Anonymous
7/21/2025, 6:10:13 PM No.24570130
Already shilled this here, but you guys really need to read this. I am almost finished but they way it goes into the mechanisms of literary recognition would help so many of you first year uni students to actually learn how books are born and how classics are made - plus providing in-depth explanations with why you cannot publish your stuff today, which is due to capitalism way more than to women and blacks.
The book includes:
>a history of how the ideas of the most fundamental European national literary traditions develop, citing names, letters, problematizations by authors of various nationalities etc.
>the history of how literature naturally becomes inbred with nation-building by helping establishing "correct" language (the Italian case, the german case, etc.)
>how France comes to establish a literary primacy (something other nations try to catch up with)
>how the historical inheritance of this established literary primacy makes France and specifically Paris a center of "consacration" which establishes its own standard for what constitutes "literature" and validates it in other countries
>how these standards are presented as universal, independent and free when they are very much dependent from historically developed western ideas which were used to gain power in colonial times
>how the perpetuation of this ideas in the literary field factually continued a form of cultural colonialism masked as freedom
>how the anglo-american tradition, after contributing to create some of these standards, began an apparent power struggle with France to make London and New York the new centers of literary legitimations
>how all of this horribly backfires once mass market mentality enters the editing world and suddenly publishing houses decide they should make 15% profit from selling books instead of the solid 4% they gained up to the 1920s
>how the capitalist focus on short term profit applied to publishing houses is single-handedly destroying literature by increasing (more than any time in history) the amounts of books published, while at the same time significantly shortening the amount of time they kept on bookshelves and sold - because this apparently makes the more money
>how this kind of market is now getting to shape the anglo-american and thus global perception of non-american countries by selling in mass anglo-american-compatible versions of foreign narratives, i.e. books from foreigners that already fit the existing anglo-american mass market for books
>how this is creating an increasingly inbred environment of inbred narratives and pretending it is "world literature", when it is in fact its literally opposite
Of course, the book explains it better than I did - but it's giving me so much insight into concepts and ideas that were only half-baked in my head up to now.
The book includes:
>a history of how the ideas of the most fundamental European national literary traditions develop, citing names, letters, problematizations by authors of various nationalities etc.
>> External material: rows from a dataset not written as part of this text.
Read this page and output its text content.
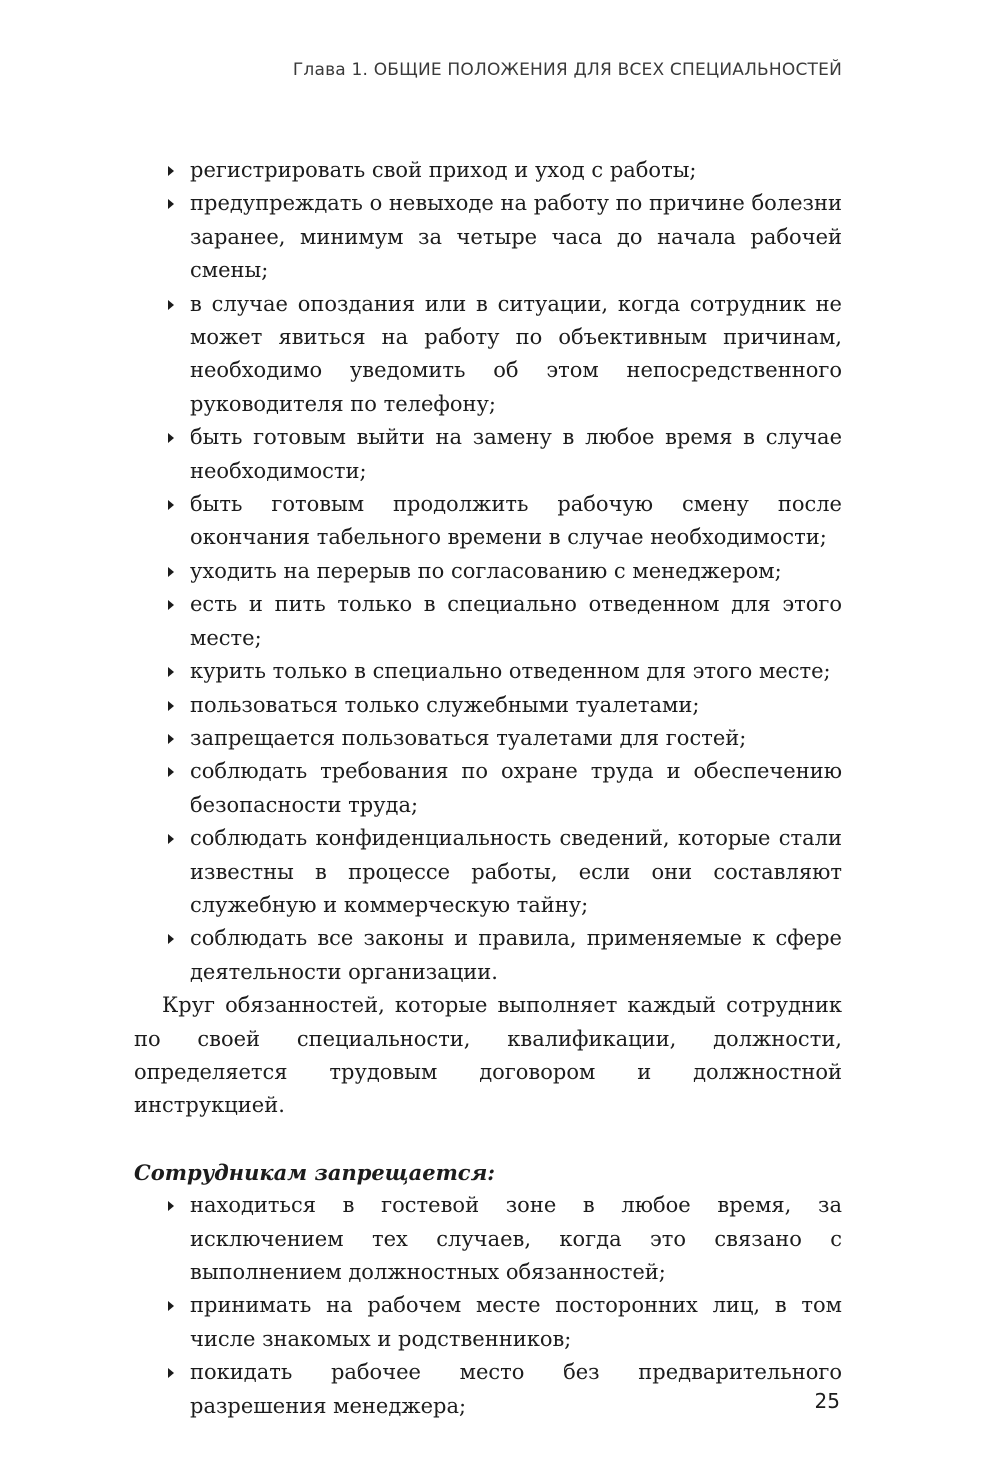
Глава 1. ОБЩИЕ ПОЛОЖЕНИЯ ДЛЯ ВСЕХ СПЕЦИАЛЬНОСТЕЙ
регистрировать свой приход и уход с работы;
предупреждать о невыходе на работу по причине болезни заранее, минимум за четыре часа до начала рабочей смены;
в случае опоздания или в ситуации, когда сотрудник не может явиться на работу по объективным причинам, необходимо уведомить об этом непосредственного руководителя по телефону;
быть готовым выйти на замену в любое время в случае необходимости;
быть готовым продолжить рабочую смену после окончания табельного времени в случае необходимости;
уходить на перерыв по согласованию с менеджером;
есть и пить только в специально отведенном для этого месте;
курить только в специально отведенном для этого месте;
пользоваться только служебными туалетами;
запрещается пользоваться туалетами для гостей;
соблюдать требования по охране труда и обеспечению безопасности труда;
соблюдать конфиденциальность сведений, которые стали известны в процессе работы, если они составляют служебную и коммерческую тайну;
соблюдать все законы и правила, применяемые к сфере деятельности организации.

Круг обязанностей, которые выполняет каждый сотрудник по своей специальности, квалификации, должности, определяется трудовым договором и должностной инструкцией.

Сотрудникам запрещается:
находиться в гостевой зоне в любое время, за исключением тех случаев, когда это связано с выполнением должностных обязанностей;
принимать на рабочем месте посторонних лиц, в том числе знакомых и родственников;
покидать рабочее место без предварительного разрешения менеджера;	25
>the history of how literature naturally becomes inbred with nation-building by helping establishing "correct" language (the Italian case, the german case, etc.)
>how France comes to establish a literary primacy (something other nations try to catch up with)
>how the historical inheritance of this established literary primacy makes France and specifically Paris a center of "consacration" which establishes its own standard for what constitutes "literature" and validates it in other countries
>how these standards are presented as universal, independent and free when they are very much dependent from historically developed western ideas which were used to gain power in colonial times
>how the perpetuation of this ideas in the literary field factually continued a form of cultural colonialism masked as freedom
>how the anglo-american tradition, after contributing to create some of these standards, began an apparent power struggle with France to make London and New York the new centers of literary legitimations
>how all of this horribly backfires once mass market mentality enters the editing world and suddenly publishing houses decide they should make 15% profit from selling books instead of the solid 4% they gained up to the 1920s
>how the capitalist focus on short term profit applied to publishing houses is single-handedly destroying literature by increasing (more than any time in history) the amounts of books published, while at the same time significantly shortening the amount of time they kept on bookshelves and sold - because this apparently makes the more money
>how this kind of market is now getting to shape the anglo-american and thus global perception of non-american countries by selling in mass anglo-american-compatible versions of foreign narratives, i.e. books from foreigners that already fit the existing anglo-american mass market for books
>how this is creating an increasingly inbred environment of inbred narratives and pretending it is "world literature", when it is in fact its literally opposite
Of course, the book explains it better than I did - but it's giving me so much insight into concepts and ideas that were only half-baked in my head up to now.